By Faisal Nawab, University of California, Irvine, USA, nawabf@uci.edu | Mohammad Sadoghi, University of California, Davis, USA, msadoghi@ucdavis.edu
The problem of distributed consensus has played a major role in the development of distributed data management systems. This includes the development of distributed atomic commit and replication protocols. In this monograph, we present foundations of consensus protocols and the ways they were utilized to solve distributed data management problems. Also, we discuss how distributed consensus contributes to the development of emerging blockchain systems. This includes an exploration of consensus protocols and their use in systems with malicious actors and arbitrary faults.
Our approach is to start with the basics of representative consensus protocols where we start from classic consensus protocols and show how they can be extended to support better performance, extended features, and/or adapt to different system models. Then, we show how consensus can be utilized as a tool in the development of distributed data management. For each data management problem, we start by showing a basic solution to the problem and highlighting its shortcomings that invites the utilization of consensus. Then, we demonstrate the integration of consensus to overcome these shortcomings and provide desired design features. We provide examples of each type of integration of consensus in distributed data management as well as an analysis of the integration and its implications.
Consensus is the problem of making distributed nodes reach agreement.
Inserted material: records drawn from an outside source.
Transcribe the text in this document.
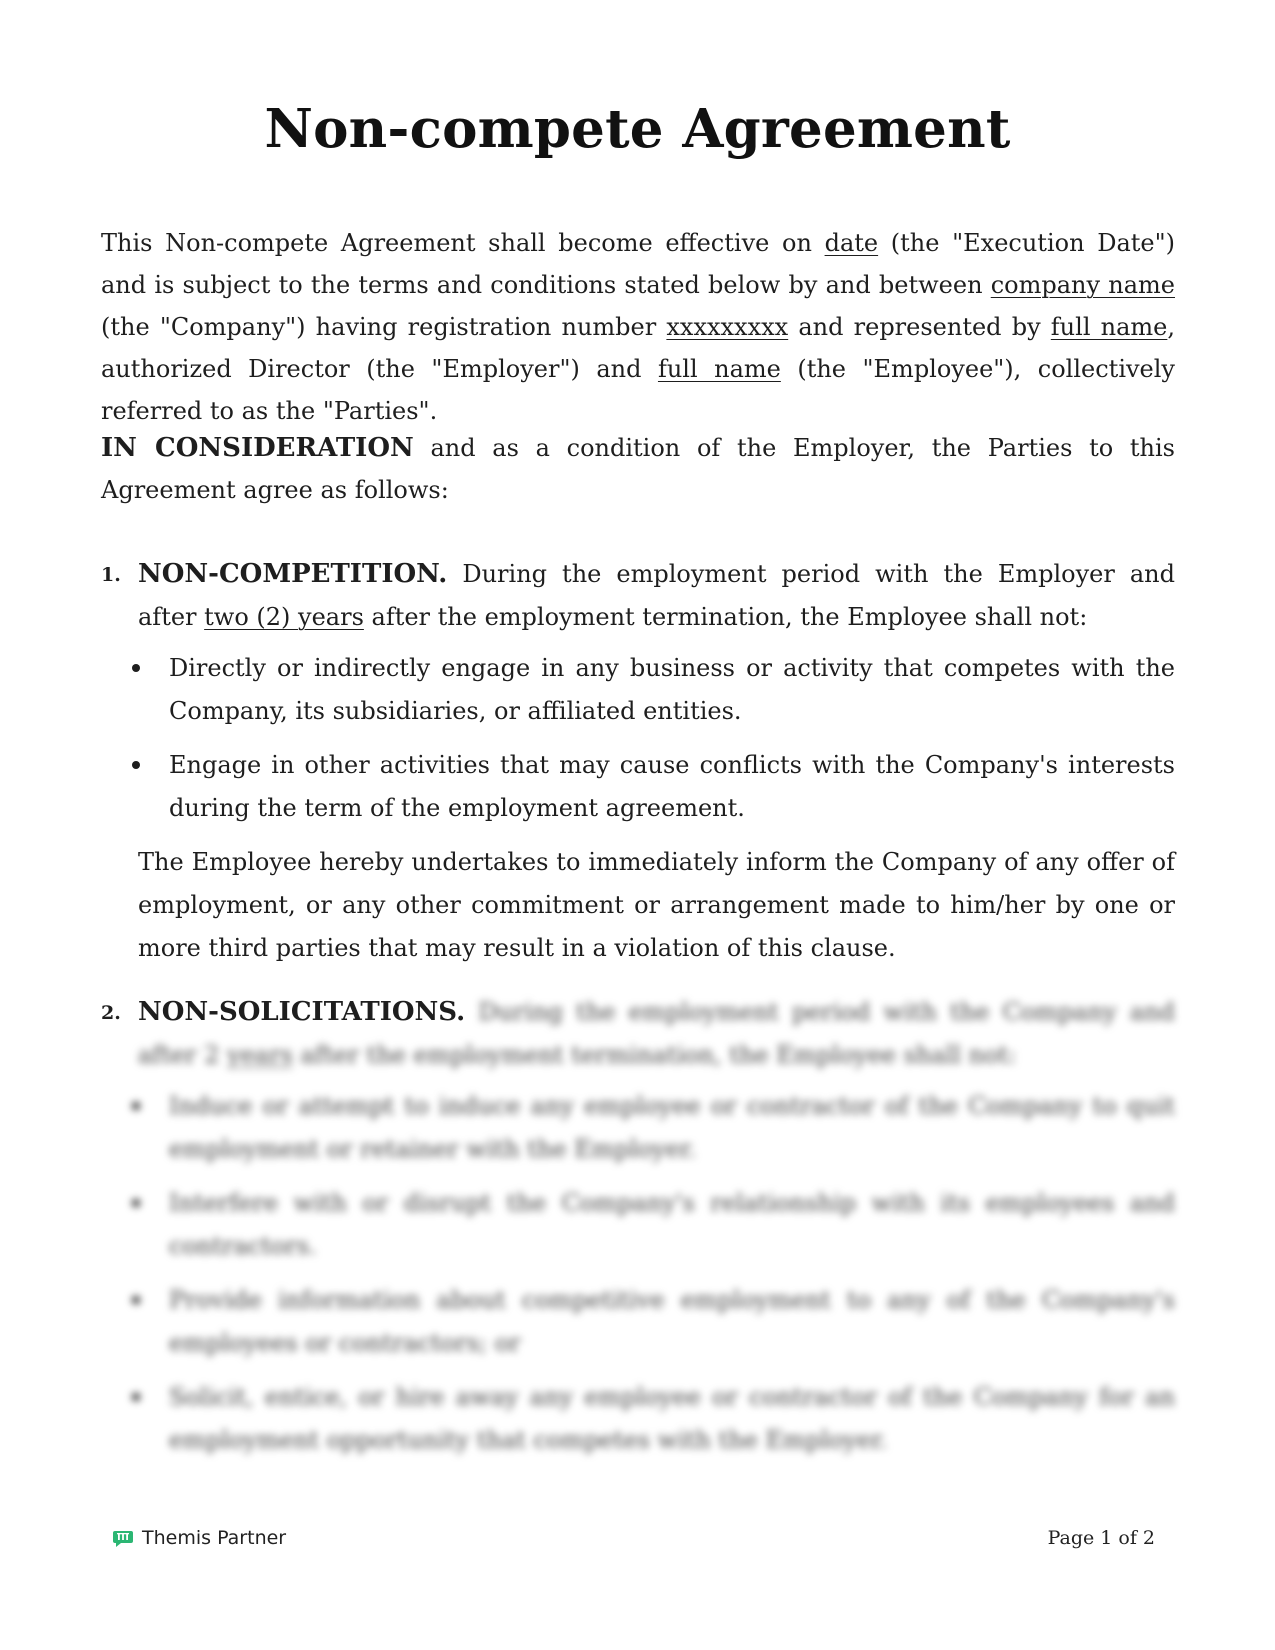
Non-compete Agreement
This Non-compete Agreement shall become effective on date (the "Execution Date") and is subject to the terms and conditions stated below by and between company name (the "Company") having registration number xxxxxxxxx and represented by full name, authorized Director (the "Employer") and full name (the "Employee"), collectively referred to as the "Parties".
IN CONSIDERATION and as a condition of the Employer, the Parties to this Agreement agree as follows:
1. NON-COMPETITION. During the employment period with the Employer and after two (2) years after the employment termination, the Employee shall not:
Directly or indirectly engage in any business or activity that competes with the Company, its subsidiaries, or affiliated entities.
Engage in other activities that may cause conflicts with the Company's interests during the term of the employment agreement.
The Employee hereby undertakes to immediately inform the Company of any offer of employment, or any other commitment or arrangement made to him/her by one or more third parties that may result in a violation of this clause.
2. NON-SOLICITATIONS. During the employment period with the Company and after 2 years after the employment termination, the Employee shall not:
Induce or attempt to induce any employee or contractor of the Company to quit employment or retainer with the Employer.
Interfere with or disrupt the Company's relationship with its employees and contractors.
Provide information about competitive employment to any of the Company's employees or contractors; or
Solicit, entice, or hire away any employee or contractor of the Company for an employment opportunity that competes with the Employer.
Themis Partner	Page 1 of 2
It is a basic building block that can be used in more complex distributed data management systems while retaining correctness guarantees of the state of the data and its recovery. Solving the intricacies of distributed coordination, network uncertainties, and failures in such complex data management problems is a daunting challenge. This has led many systems designers to utilize consensus as a tool to build more complex distributed protocols. Consensus has thus influenced data management systems and research for many decades.
This monograph provides a foundation for the reader to understand the use of consensus protocols in data management systems and aims to empower data management researchers and practitioners to pursue work that utilizes and innovates consensus for their data management applications. It presents the foundations of consensus and consensus in data management by pointing out work that has been influential or representative of the data management areas the authors explore. They start with an introduction to the principles of consensus and then present background on the use of consensus in data management. They show how consensus is used for the distributed atomic commit problem and how it is used in replication protocols where data copies are distributed across different nodes. They further expand the scope of the crash-tolerant commit protocols to handle arbitrary failures by exploring the seminal fault-tolerant consensus protocol known as Practical Byzantine Fault Tolerance (Pbft). For each data management problem, the authors present a basic solution and highlight its shortcomings that invites the utilization of consensus. They then demonstrate the integration of consensus to overcome these shortcomings and provide desired design features, providing examples of each type of integration of consensus as well as an analysis of the integration and its implications. The monograph concludes with a summary and a discussion of future directions.